La segunda sesión de quimioterapia fue como un veneno activo y duro. Enseguida enfermé y pronto comenzaron los infartos pulmonares que dieron con mi cuerpo una vez más en el Hospital Miguel Servet. Entré por urgencias y pasé un día en un box, debido a que no había plaza en Oncología. Mi box no era como los box a los que estaba acostumbrado: una cortinilla que separa un habitáculo de otro. Mi box era una habitación con cama individual, baño y sin nada de luz natural, ya que estaba ubicado en la planta baja del hospital, y por ventana tenía un rectángulo abierto al cielo entre la pared y el techo. Allí pasé un día, esperando subir a la planta de Oncología. Los días de espera son siempre tensos, aquél fue más tenso de lo normal: la luz, el invierno y las visitas de Verónica con el rostro cada vez más duro, explicándole a mi hija Ángela que no entendía cómo había respondido así, que la quimio era una quimio normal, pero que las respuestas que daba mi cuerpo eran anormales. Me gustase o no tenía cáncer y por cuerpo no tenía más que el mío.

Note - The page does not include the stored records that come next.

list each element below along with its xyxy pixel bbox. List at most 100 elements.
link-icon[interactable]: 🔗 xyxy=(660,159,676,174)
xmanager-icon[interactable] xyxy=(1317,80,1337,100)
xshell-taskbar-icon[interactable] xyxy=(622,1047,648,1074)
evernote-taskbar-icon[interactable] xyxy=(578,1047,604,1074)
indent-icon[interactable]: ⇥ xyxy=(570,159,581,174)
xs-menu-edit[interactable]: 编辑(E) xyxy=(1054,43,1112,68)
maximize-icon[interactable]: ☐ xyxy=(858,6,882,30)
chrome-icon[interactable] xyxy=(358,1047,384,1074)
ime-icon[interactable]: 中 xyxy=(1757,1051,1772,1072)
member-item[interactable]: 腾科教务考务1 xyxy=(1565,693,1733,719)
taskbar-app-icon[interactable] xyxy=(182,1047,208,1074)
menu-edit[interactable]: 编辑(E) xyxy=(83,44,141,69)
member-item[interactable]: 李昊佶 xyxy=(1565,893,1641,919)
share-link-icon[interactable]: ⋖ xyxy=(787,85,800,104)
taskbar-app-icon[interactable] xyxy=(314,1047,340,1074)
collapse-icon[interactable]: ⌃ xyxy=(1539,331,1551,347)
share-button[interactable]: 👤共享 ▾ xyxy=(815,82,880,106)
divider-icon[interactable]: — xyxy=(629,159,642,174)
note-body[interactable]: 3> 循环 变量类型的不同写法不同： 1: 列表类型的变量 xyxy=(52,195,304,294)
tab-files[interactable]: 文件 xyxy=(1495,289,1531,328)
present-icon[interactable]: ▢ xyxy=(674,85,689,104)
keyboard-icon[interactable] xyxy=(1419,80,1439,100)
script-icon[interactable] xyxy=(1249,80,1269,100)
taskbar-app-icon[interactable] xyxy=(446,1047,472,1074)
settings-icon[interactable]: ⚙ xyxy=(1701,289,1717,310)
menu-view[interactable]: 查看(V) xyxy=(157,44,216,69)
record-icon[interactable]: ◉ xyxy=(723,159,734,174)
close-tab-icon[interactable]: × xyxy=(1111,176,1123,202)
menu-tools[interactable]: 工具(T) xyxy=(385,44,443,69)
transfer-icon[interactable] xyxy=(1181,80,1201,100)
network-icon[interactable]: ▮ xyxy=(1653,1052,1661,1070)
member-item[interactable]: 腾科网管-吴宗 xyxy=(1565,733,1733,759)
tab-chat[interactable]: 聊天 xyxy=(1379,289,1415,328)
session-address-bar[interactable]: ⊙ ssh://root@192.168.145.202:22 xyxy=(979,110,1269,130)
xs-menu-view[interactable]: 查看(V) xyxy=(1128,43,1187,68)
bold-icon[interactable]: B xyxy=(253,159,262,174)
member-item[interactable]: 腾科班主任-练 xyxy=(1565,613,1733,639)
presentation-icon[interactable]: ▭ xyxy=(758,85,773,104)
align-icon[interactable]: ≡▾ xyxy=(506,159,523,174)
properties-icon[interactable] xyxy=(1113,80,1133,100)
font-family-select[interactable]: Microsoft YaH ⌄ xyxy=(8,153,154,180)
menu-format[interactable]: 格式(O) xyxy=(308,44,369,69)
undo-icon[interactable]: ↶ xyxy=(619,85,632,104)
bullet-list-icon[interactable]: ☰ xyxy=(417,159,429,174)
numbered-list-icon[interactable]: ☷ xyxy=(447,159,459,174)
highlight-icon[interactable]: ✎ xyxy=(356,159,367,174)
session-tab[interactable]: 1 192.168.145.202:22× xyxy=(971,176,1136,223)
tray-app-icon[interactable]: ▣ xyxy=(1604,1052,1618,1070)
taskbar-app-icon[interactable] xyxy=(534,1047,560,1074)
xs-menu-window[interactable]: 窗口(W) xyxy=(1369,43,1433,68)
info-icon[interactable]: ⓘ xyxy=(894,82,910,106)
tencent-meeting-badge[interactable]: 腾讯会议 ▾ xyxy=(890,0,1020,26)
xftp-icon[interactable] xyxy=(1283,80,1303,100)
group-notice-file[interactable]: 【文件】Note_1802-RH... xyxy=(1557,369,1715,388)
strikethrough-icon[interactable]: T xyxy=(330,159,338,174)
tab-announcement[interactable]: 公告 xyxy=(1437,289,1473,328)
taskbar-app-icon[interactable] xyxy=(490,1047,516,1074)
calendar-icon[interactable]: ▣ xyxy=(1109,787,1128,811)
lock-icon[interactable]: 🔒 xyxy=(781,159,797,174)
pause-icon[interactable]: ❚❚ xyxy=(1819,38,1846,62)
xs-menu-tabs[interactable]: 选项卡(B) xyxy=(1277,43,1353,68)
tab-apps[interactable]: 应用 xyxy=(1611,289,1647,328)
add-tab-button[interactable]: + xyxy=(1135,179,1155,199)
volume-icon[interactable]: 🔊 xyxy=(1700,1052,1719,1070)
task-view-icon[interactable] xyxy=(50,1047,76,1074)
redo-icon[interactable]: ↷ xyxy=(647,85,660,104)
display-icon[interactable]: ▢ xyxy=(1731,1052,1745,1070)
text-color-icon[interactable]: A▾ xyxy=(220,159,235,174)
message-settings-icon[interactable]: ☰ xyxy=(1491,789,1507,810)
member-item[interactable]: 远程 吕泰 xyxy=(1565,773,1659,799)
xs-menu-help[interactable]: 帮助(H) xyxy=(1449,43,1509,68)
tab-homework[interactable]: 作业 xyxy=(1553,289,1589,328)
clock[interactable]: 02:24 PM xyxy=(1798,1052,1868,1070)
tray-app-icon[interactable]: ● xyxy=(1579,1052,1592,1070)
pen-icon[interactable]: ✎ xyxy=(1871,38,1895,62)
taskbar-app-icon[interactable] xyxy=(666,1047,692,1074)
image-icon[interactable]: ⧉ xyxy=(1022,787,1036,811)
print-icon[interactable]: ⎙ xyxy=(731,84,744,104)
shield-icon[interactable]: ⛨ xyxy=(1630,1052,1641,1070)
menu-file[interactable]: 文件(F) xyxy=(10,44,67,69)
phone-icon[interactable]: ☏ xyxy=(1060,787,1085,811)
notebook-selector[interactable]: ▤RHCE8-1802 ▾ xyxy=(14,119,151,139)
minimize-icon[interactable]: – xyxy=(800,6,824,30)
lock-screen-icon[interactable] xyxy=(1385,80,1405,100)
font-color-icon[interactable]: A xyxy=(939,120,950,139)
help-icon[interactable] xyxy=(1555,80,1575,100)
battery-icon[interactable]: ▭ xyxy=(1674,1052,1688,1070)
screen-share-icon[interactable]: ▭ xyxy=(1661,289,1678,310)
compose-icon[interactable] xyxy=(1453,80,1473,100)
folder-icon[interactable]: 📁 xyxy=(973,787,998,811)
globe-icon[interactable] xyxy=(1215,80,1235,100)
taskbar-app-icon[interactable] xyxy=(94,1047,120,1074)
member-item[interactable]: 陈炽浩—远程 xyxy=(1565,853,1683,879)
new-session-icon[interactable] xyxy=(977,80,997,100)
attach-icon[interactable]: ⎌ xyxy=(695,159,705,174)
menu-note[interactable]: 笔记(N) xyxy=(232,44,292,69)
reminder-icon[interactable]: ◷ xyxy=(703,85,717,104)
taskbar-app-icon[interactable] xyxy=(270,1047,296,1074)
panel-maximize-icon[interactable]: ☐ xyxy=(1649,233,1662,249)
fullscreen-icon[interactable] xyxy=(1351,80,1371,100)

Fue a la mañana siguiente cuando por fin me subieron a Oncología: habitación 809. Mi vecino se llamaba Eduardo, un tipo magnífico que había sido operado de un cáncer de garganta. Aquellos fueron días especiales al lado de Edu, de su mujer, Reyes, y del hermano de Edu, un hombre que conocía todas las especies de pájaros que puedan sobrevolar el universo. Nos contaba sus historias y a través de la ventana nosotros imaginábamos paisajes que jamás habíamos visto. A Eduardo le costaba hablar, pero se esforzaba; sólo podía comer cosas líquidas, pero tenía humor y envidiaba mis comidas. Una mañana, no sé lo que le pasó, se puso malo, muy malo y yo pensé que se moría. Que se iba estando a mi lado y sin que yo, enfermo inútil, pudiera hacer nada. Grité, justo al tiempo que unas enfermeras entraban por la puerta y se abalanzaban sobre Edu. Entraron más enfermeras y médicos y al momento Edu volvió a la vida. Estaba agotado, ausente y aquella tarde me di cuenta que el momento que separa la vida y la muerte puede resultar escaso pero jamás imperceptible.

Edu se fue recuperando muy lentamente gracias a los cuidados de las enfermeras y a las palabras de su hermano. En un principio yo tenía que haberme quedado más días en el hospital que él, pero debido a esa recaída él tuvo que permanecer más tiempo.

—Ya te dije que te irías antes —susurró.

—Me quedaría contigo. Pero mejor, cuando los dos estemos fuera.

Nos intercambiamos los teléfonos y nos despedimos como dos buenos amigos. Yo le deseé suerte y él hizo lo propio. Cuando abandoné la habitación supe que no volvería a verlo y lo supe por su mirada y aquel último gesto que me envió. Sacudió su mano, diciéndome adiós con la vehemencia del que no quiere irse pero sabe que va a marcharse pronto. Creo que lloraba; yo también.